BUZZARDS BAY — He could see fires burning in the city, cranes tipped over in the water and cargo floating past his ship. But when shipmates saw what looked to be a body in the water off Haiti, Devin Tetlaff looked away, reports the Cape Cod Times.

"I didn’t exactly want to see that," the 21-year-old Massachusetts Maritime Academy cadet said. "I kept myself from that."

Tetlaff, a junior at the academy, was onboard the USNS Grasp, a ship operated by the Military Sealift Command, doing his commercial shipping assignment.

Cadets from Massachusetts Maritime are assigned to various ships to get the experience at sea needed to work in the maritime industry when they graduate, Adm. Richard Gurnon, the academy's president, said. Several days into Tetlaff's assignment in January, the Grasp was diverted from Belize to help with the rescue-and-relief effort in earthquake-stricken Haiti. The ship arrived six days after the quake.

"There was a lot of devastation," said Tetlaff, a graduate of Sandwich High School who lives in town with his father and sister. "It was a complete disaster."

Tetlaff spent 45 days in the Haitian port offering support to the Army divers onboard whose job it was to aid in the rebuilding of a pier. The cadet, an engineering student, even received an award for excellence for his role in fashioning scrapers from used materials on the ship. The scrapers were used by divers to remove marine growth from the piers so they could be rebuilt by an underwater reconstruction team.

"There was no True Value Hardware around," Tetlaff said.
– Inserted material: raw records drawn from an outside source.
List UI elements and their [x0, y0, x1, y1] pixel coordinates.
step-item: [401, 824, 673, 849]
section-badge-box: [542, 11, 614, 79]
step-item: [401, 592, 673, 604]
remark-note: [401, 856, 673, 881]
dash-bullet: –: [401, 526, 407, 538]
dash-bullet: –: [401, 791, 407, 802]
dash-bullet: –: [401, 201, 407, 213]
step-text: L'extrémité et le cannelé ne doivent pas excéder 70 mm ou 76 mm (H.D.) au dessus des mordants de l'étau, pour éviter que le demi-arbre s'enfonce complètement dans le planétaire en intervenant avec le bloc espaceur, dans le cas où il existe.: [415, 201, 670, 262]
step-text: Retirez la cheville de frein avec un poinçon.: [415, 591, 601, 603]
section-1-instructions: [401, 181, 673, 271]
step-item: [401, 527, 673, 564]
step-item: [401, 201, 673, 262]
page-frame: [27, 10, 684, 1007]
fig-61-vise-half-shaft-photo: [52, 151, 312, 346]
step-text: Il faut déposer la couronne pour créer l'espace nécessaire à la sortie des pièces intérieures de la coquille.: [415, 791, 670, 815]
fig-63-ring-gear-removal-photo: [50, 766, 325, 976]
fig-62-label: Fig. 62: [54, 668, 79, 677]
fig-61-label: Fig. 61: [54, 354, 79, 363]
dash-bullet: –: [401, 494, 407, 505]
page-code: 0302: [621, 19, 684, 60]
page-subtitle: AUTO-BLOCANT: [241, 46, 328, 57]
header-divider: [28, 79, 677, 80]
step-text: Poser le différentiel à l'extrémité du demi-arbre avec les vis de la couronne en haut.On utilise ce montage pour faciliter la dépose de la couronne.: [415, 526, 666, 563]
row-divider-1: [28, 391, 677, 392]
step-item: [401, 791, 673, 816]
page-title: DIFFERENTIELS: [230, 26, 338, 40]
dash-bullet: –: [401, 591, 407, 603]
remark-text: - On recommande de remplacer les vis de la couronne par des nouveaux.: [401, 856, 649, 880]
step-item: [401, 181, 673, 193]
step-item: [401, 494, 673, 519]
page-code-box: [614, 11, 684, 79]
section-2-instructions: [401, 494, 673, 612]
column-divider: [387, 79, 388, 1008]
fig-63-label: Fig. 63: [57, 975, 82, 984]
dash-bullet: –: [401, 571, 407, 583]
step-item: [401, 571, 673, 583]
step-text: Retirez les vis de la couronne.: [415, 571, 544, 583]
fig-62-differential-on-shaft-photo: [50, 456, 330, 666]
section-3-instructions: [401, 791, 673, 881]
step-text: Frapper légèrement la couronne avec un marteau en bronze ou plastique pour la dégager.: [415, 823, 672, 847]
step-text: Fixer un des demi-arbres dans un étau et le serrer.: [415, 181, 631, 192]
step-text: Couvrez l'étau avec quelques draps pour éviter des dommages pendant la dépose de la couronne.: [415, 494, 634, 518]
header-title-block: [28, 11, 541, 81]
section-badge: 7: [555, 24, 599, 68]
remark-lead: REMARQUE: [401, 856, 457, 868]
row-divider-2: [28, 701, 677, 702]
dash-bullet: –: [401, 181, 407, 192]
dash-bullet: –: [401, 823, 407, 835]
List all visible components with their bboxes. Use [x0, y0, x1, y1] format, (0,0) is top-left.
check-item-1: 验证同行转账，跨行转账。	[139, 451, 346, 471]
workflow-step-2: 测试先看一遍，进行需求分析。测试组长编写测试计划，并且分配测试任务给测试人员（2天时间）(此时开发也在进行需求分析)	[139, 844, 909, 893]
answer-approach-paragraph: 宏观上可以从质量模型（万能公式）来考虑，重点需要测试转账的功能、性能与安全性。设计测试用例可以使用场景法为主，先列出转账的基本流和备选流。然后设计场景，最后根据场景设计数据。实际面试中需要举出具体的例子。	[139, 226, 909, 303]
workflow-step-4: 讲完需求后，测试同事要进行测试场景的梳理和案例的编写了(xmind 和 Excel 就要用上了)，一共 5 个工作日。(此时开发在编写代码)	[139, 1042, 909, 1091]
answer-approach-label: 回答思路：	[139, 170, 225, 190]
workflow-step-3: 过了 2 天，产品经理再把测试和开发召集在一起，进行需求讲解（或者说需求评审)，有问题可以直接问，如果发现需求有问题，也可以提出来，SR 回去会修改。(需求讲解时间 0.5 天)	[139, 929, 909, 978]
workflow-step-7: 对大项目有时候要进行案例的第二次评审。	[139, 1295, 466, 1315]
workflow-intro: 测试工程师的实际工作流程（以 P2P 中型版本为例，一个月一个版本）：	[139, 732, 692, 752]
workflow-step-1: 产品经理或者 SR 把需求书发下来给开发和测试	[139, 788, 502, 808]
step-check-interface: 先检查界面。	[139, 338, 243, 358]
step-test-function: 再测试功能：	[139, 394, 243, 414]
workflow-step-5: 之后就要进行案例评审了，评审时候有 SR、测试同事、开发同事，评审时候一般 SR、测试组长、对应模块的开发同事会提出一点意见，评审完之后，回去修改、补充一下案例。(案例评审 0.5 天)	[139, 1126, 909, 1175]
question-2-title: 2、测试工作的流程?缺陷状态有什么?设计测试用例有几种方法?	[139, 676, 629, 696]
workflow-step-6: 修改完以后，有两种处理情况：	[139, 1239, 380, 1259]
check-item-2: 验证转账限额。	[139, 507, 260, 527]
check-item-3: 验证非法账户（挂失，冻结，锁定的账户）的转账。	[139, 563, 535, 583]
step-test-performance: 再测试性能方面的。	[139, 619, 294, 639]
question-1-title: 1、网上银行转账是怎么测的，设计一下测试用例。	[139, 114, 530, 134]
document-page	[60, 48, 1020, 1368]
Though much of his time was spent on the Grasp, there were several occasions when he did get off the ship and had a chance to see the crumpled buildings and warped pavement up close. Though some of the Haitians gave him dirty looks, others spoke openly about the poverty and tough times they faced even before the earthquake, he said. Others were already busy trying to sell their wares to Americans working in the relief effort.

"It was amazing just to see the fact that they were trying to get on with their lives just days after the earthquake," he said.

During one visit off the ship, Tetlaff was with a group that handed out stuffed animals and body wash at a United Nations hospital.

The Military Sealift Command operates approximately 110 noncombatant, civilian-crewed ships that replenish U.S. Navy ships. This year alone, the company will hire as many as 20 MMA graduates at starting salaries in excess of $60,000, Gurnon said.

"Sealift command is the federal government's equivalent of UPS," Gurnon said. "It delivers stuff all over the world in support of the military."

During the Haiti mission, the Grasp was one of 21 ships deployed in Military Sealift Command's response to the disaster.

Cape Codders might recall that it was divers from the Grasp — while it was still a U.S. Navy ship — that found John F. Kennedy Jr.'s plane after it crashed off Martha's Vineyard in 1999.

Though not all of the winter commercial assignments were as dramatic as Tetlaff's, they are all important to the academy's philosophy of "learn, do, learn," Gurnon said.

"This provides all of our students with amazing experiences that add to their classroom confidence," he said. "It allows them to relate what happens outside the campus to what's being taught in the classroom."

A majority of students recently returned to the classroom from sea term in Caribbean aboard the T.S. Kennedy, but others spent time in far away places such as Alaska and Australia.

All of it makes for interesting discussions in the school's classrooms, Gurnon said, though it's hard to dispute that Tetlaff has the most dramatic tales to tell.

"It is certainly a story I could tell my kids down the line," Tetlaff said.